I: É verdade, a complexidade e dimensão do Estado relativiza análises simplistas. Mas pode-se fazer uma comparação básica: se na nossa casa começarmos a recorrer ao crédito para ir ao supermercado e para comprar roupa, ou mudamos de vida ou acabamos na miséria. O Estado neste momento está assim, já necessita de financiamento para pagar os ordenados da função pública. Isto não pode acabar bem, só quem é muito burro não consegue ver isto.
V: Como milhares de famílias estão hoje aflitas, desde os EUA até cá. Actos inconscientes provocaram ilusões inconsequentes.

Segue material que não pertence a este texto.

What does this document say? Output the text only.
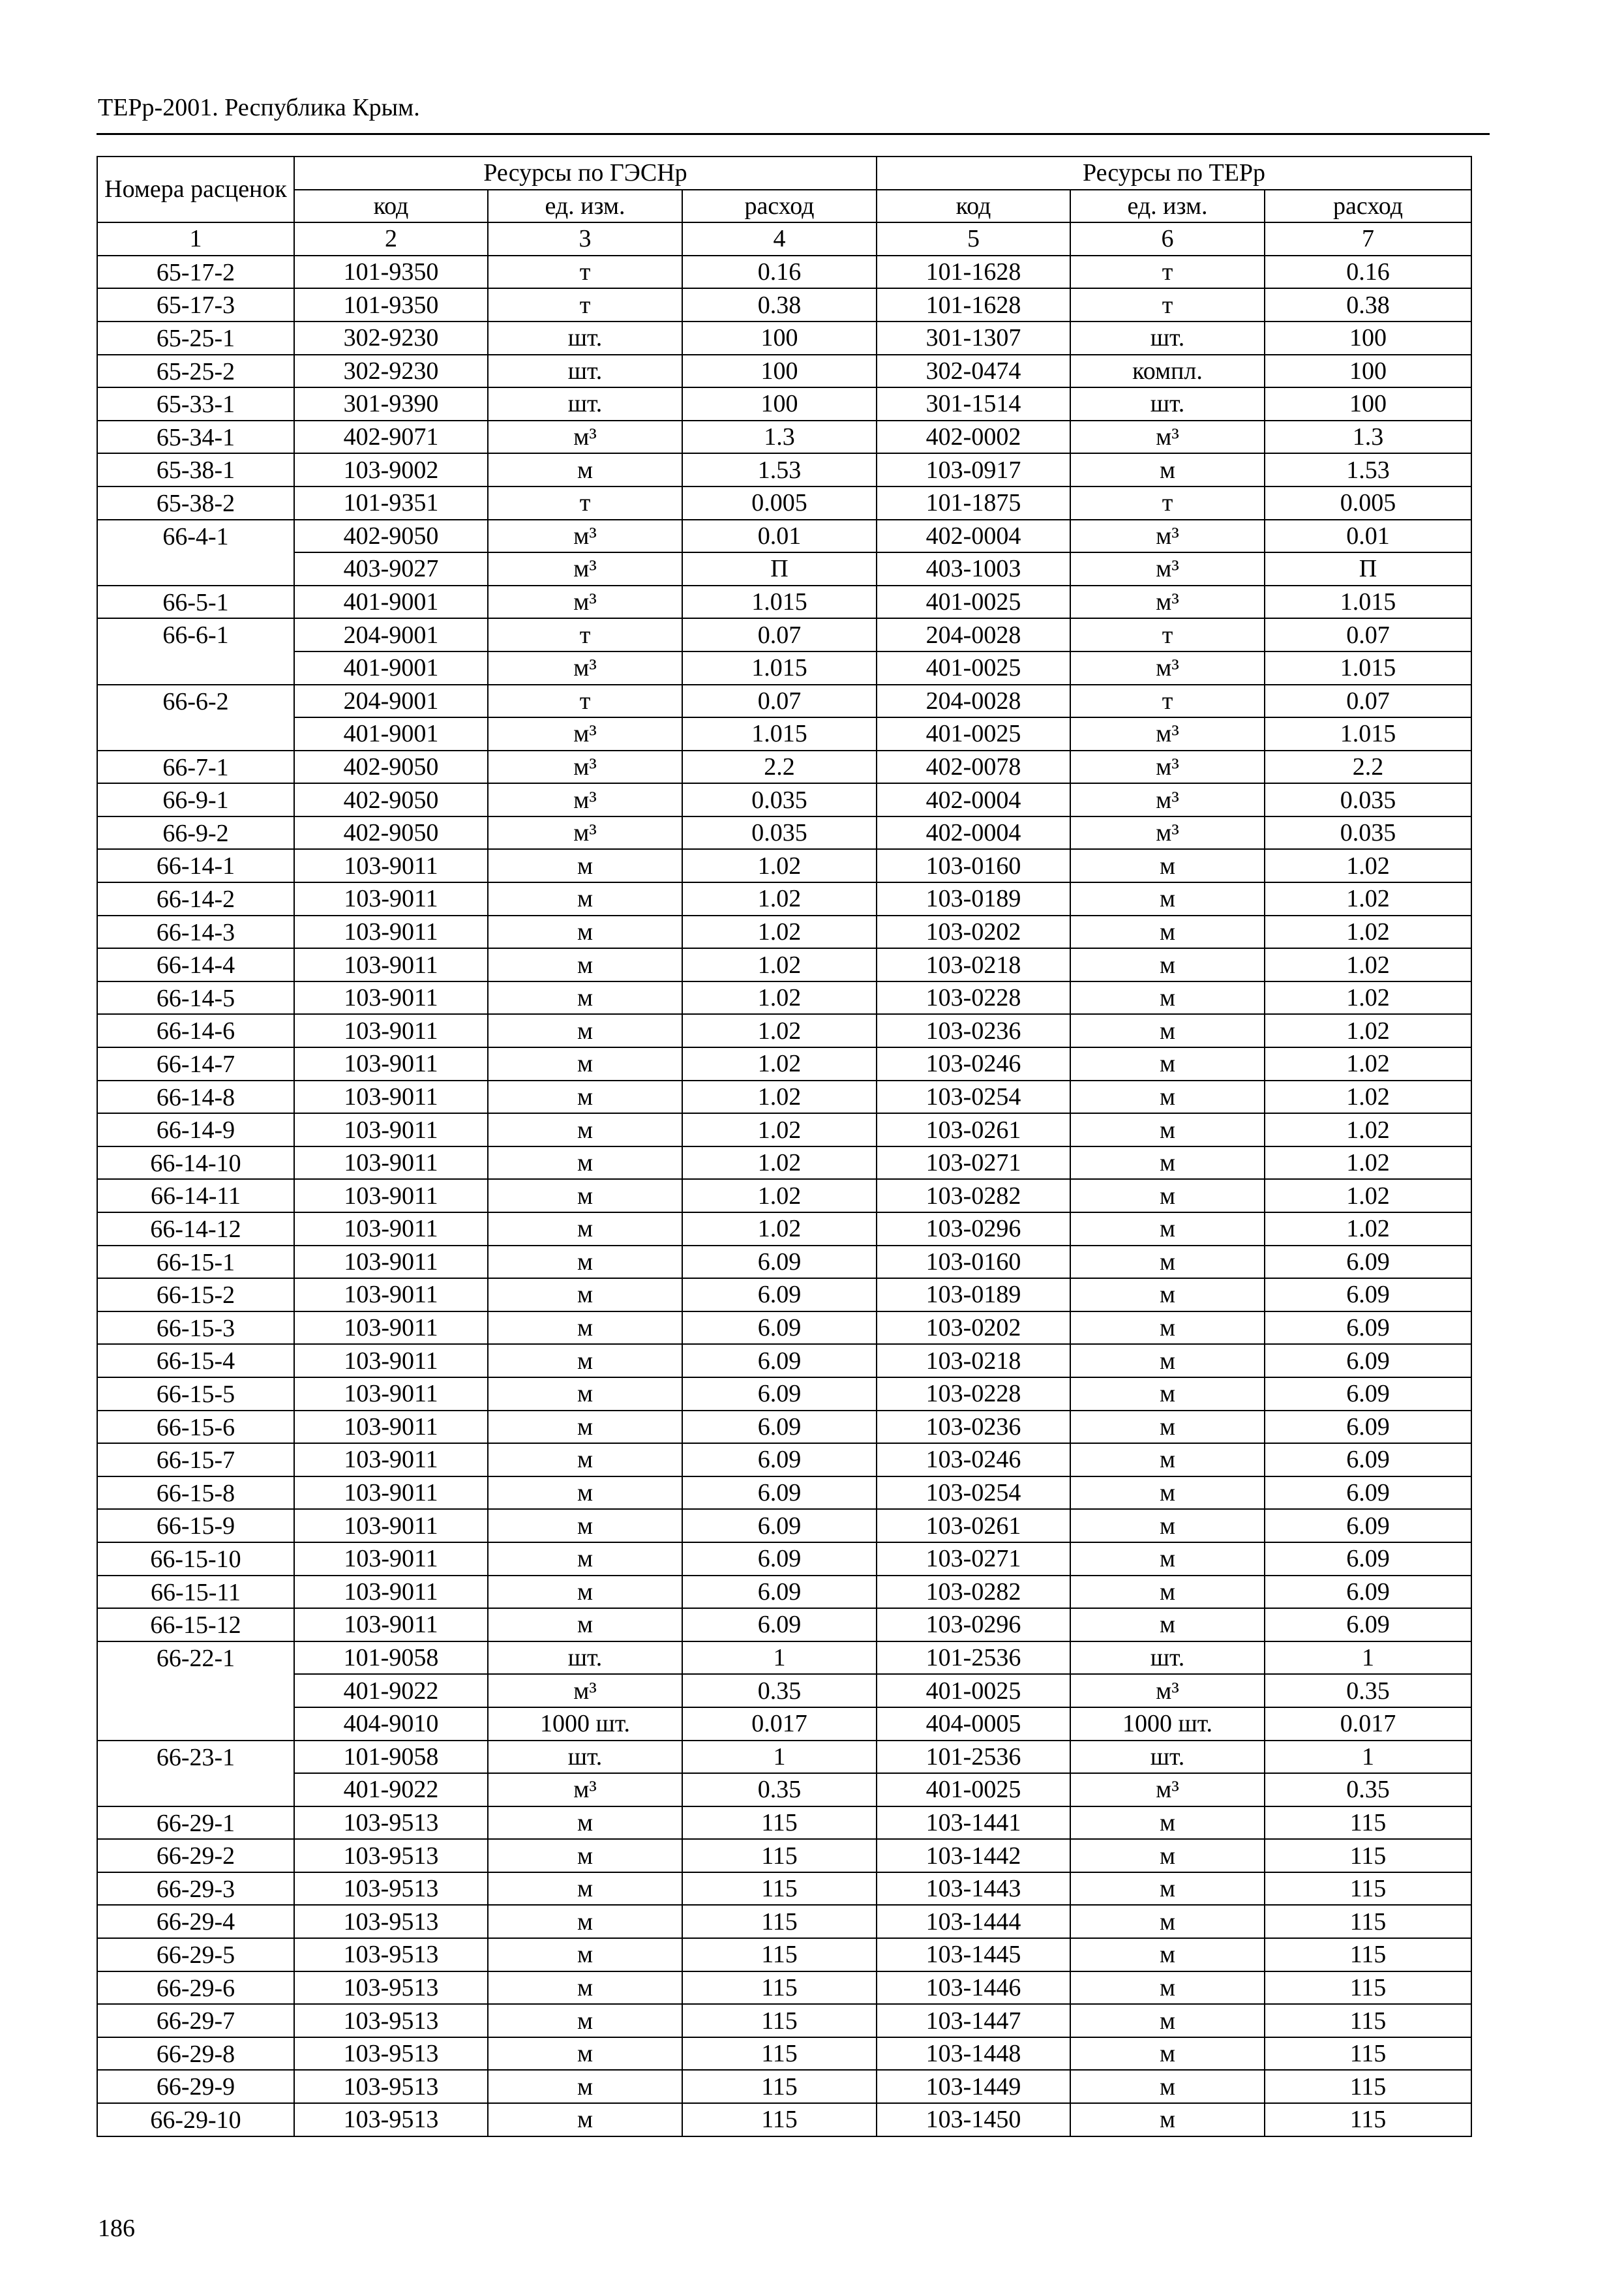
ТЕРр-2001. Республика Крым.
Номера расценок	Ресурсы по ГЭСНр			Ресурсы по ТЕРр		
	код	ед. изм.	расход	код	ед. изм.	расход
1	2	3	4	5	6	7
65-17-2	101-9350	т	0.16	101-1628	т	0.16
65-17-3	101-9350	т	0.38	101-1628	т	0.38
65-25-1	302-9230	шт.	100	301-1307	шт.	100
65-25-2	302-9230	шт.	100	302-0474	компл.	100
65-33-1	301-9390	шт.	100	301-1514	шт.	100
65-34-1	402-9071	м³	1.3	402-0002	м³	1.3
65-38-1	103-9002	м	1.53	103-0917	м	1.53
65-38-2	101-9351	т	0.005	101-1875	т	0.005
66-4-1	402-9050	м³	0.01	402-0004	м³	0.01
	403-9027	м³	П	403-1003	м³	П
66-5-1	401-9001	м³	1.015	401-0025	м³	1.015
66-6-1	204-9001	т	0.07	204-0028	т	0.07
	401-9001	м³	1.015	401-0025	м³	1.015
66-6-2	204-9001	т	0.07	204-0028	т	0.07
	401-9001	м³	1.015	401-0025	м³	1.015
66-7-1	402-9050	м³	2.2	402-0078	м³	2.2
66-9-1	402-9050	м³	0.035	402-0004	м³	0.035
66-9-2	402-9050	м³	0.035	402-0004	м³	0.035
66-14-1	103-9011	м	1.02	103-0160	м	1.02
66-14-2	103-9011	м	1.02	103-0189	м	1.02
66-14-3	103-9011	м	1.02	103-0202	м	1.02
66-14-4	103-9011	м	1.02	103-0218	м	1.02
66-14-5	103-9011	м	1.02	103-0228	м	1.02
66-14-6	103-9011	м	1.02	103-0236	м	1.02
66-14-7	103-9011	м	1.02	103-0246	м	1.02
66-14-8	103-9011	м	1.02	103-0254	м	1.02
66-14-9	103-9011	м	1.02	103-0261	м	1.02
66-14-10	103-9011	м	1.02	103-0271	м	1.02
66-14-11	103-9011	м	1.02	103-0282	м	1.02
66-14-12	103-9011	м	1.02	103-0296	м	1.02
66-15-1	103-9011	м	6.09	103-0160	м	6.09
66-15-2	103-9011	м	6.09	103-0189	м	6.09
66-15-3	103-9011	м	6.09	103-0202	м	6.09
66-15-4	103-9011	м	6.09	103-0218	м	6.09
66-15-5	103-9011	м	6.09	103-0228	м	6.09
66-15-6	103-9011	м	6.09	103-0236	м	6.09
66-15-7	103-9011	м	6.09	103-0246	м	6.09
66-15-8	103-9011	м	6.09	103-0254	м	6.09
66-15-9	103-9011	м	6.09	103-0261	м	6.09
66-15-10	103-9011	м	6.09	103-0271	м	6.09
66-15-11	103-9011	м	6.09	103-0282	м	6.09
66-15-12	103-9011	м	6.09	103-0296	м	6.09
66-22-1	101-9058	шт.	1	101-2536	шт.	1
	401-9022	м³	0.35	401-0025	м³	0.35
	404-9010	1000 шт.	0.017	404-0005	1000 шт.	0.017
66-23-1	101-9058	шт.	1	101-2536	шт.	1
	401-9022	м³	0.35	401-0025	м³	0.35
66-29-1	103-9513	м	115	103-1441	м	115
66-29-2	103-9513	м	115	103-1442	м	115
66-29-3	103-9513	м	115	103-1443	м	115
66-29-4	103-9513	м	115	103-1444	м	115
66-29-5	103-9513	м	115	103-1445	м	115
66-29-6	103-9513	м	115	103-1446	м	115
66-29-7	103-9513	м	115	103-1447	м	115
66-29-8	103-9513	м	115	103-1448	м	115
66-29-9	103-9513	м	115	103-1449	м	115
66-29-10	103-9513	м	115	103-1450	м	115
186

I: É mesmo. Vivemos no mundo das ilusões e são os Estados a fomentar essa ilusão, E não são estas medidas que vão resolver nada. É muito mais profundo do que aumentar o IVA até aos 50%.
V: Existe muito mais despesa do Estado para cortar, como em tantos institutos que existem. É frase feita que "o poder corrompe", eu acrescento que "o poder alucina". Para o Governo tudo sempre esteve e estará bem.
Lembras-te do "óasis" do ministro de Cavaco, Braga de Macedo?
I: Se lembro. E a culpa ao contrário do que querem fazer crer não é só deste governo. Vem de há 15 ou 20 anos a esta parte. Os princípios são os mesmos. Somos de facto um país mais moderno que há 20 anos, mas com o dinheiro dos outros.
V: Que não consegue reproduzir a sua própria riqueza em quantidade suficiente.
I: Andamos a comprar roupa de marca a crédito para estarmos na moda.
V: Eu não.
I: Andamos - este país.
V: Nunca tive cartão de crédito, e roupas de marca compro nos saldos. É esta sensação de incompreensão de "eu n contribui para isto, mas tenho de pagar!?"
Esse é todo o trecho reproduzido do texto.